Il est dommageable que le Parlement européen n’ait pas considéré que ce texte pouvait être un outil de transformation historique du secteur en diversifiant les énergies tout en permettant d’accroitre la souveraineté de nos États européens. Ainsi, la possibilité d’intégrer des carburants de synthèse dans le mix-énergétique a été rejeté lors des débats parlementaires. Solution pourtant vertueuse sur le plan environnemental, une telle alternative serait industriellement crédible et permettrait de s’appuyer sur un réseau de distribution existant, sans nécessiter de recréer un réseau d’infrastructures de recharge.

Le choix unique opéré sur la motorisation électrique, c’est aussi le choix d’une mobilité réservée aux plus aisés. Les véhicules électriques sont significativement plus onéreux que leurs équivalents thermiques, et ce, malgré une politique de subventions, et la parité des prix entre véhicules électriques et véhicules thermiques ne sera pas atteinte avant plusieurs années. La forte augmentation du prix de l’électricité – multiplié par plus de 4,5 entre juillet 2020 et juillet 2021, donc avant la crise russo-ukrainienne – et des matières premières « conventionnelles » comme l’aluminium, devrait rendre encore plus insoutenable la facture. Le coût d’une telle réglementation pour la collectivité sera extrêmement élevé. 

L’adoption de ces mesures impose une transformation à marche forcée de tout l’écosystème sans concertation et sans accompagnement. Si le couperet pour le consommateur tombera en 2035, des objectifs intermédiaires ont été fixés en matière de commercialisation (sur les niveaux de CO2 des véhicules neufs : -20% pour les VN et -15 % pour les VUL dès 2025 ; -55 % pour les VP et -50% pour les VUL en 2030). Ces échéances ne reposent sur aucune évaluation de la faisabilité technique dans un calendrier aussi resserré.

Dès lors, il est difficile de ne pas craindre une déstabilisation complète de l’ensemble de la filière, fragilisant d’autant la souveraineté économique européenne au profit des nouveaux acteurs chinois massivement subventionnés – en fermant les yeux sur les conditions de production de ces véhicules et le bilan carbone de véhicules « propres » parcourant des dizaines de milliers de kilomètres.

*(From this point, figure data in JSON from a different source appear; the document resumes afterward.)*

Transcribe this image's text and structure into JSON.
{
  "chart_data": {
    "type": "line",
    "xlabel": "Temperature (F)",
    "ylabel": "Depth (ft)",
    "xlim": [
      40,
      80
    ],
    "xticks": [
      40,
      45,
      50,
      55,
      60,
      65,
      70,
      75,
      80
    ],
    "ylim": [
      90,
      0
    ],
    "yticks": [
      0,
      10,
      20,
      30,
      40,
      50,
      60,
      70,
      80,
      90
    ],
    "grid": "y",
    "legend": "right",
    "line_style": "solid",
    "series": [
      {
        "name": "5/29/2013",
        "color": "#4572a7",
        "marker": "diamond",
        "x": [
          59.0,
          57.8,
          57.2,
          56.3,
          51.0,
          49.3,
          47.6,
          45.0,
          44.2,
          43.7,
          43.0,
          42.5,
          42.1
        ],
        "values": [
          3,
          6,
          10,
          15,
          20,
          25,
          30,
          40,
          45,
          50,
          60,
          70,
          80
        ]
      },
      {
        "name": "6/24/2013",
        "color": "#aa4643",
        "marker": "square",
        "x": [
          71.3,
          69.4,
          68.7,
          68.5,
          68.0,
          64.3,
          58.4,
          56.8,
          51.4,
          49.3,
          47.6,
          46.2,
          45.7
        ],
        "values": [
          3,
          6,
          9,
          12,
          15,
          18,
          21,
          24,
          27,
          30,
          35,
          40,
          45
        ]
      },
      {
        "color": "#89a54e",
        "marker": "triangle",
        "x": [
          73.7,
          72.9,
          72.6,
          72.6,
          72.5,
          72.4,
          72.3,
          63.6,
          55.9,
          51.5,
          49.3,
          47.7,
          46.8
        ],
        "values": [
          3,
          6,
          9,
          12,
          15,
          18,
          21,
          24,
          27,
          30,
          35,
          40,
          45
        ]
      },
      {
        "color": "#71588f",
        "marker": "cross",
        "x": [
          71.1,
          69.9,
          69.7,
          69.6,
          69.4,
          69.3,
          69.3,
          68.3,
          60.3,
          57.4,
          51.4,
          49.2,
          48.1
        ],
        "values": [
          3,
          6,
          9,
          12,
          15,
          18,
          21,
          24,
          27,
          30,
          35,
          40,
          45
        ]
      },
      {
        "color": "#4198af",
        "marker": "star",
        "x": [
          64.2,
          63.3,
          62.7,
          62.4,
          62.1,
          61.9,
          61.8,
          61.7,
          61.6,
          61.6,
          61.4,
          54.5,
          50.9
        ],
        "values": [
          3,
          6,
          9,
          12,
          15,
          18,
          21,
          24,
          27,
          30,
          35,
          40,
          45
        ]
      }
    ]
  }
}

Il est primordial que l’Union européenne mette en œuvre un plan d’accompagnement et de transformation de la filière, qui permette d’éviter de tirer un trait sur l’un des derniers secteurs d’excellence en Europe, ce qui aggraverait par là-même notre déficit commercial. C’est un véritable « quoiqu’il en coûte » européen et spécifiquement fléché vers les entreprises de la filière automobile – tant de l’industrie que des services - qu’il s’agit de créer, et ce, sans tarder.

Le « Fonds pour une transition juste » prévu pour 2021-2027 par l’Union européenne, particulièrement mal doté, avec 17,5 milliards d’euros sur sept ans, dont moins d’un pour la France, ne constituera pas une réponse suffisante au plan de transformation de la filière. Il est urgent que l’Europe se dote de dispositifs financiers à la hauteur des enjeux et d’un plan de transformation global : transition des activités – à commencer par la distribution d’énergie – évolution des compétences des salariés, transformation de l’outil industriel et serviciel, accélération du déploiement de bornes de recharge dans tous les territoires… Ces nombreux chantiers, d’une ampleur inédite, devront être menés de front pour être à la hauteur de ces enjeux.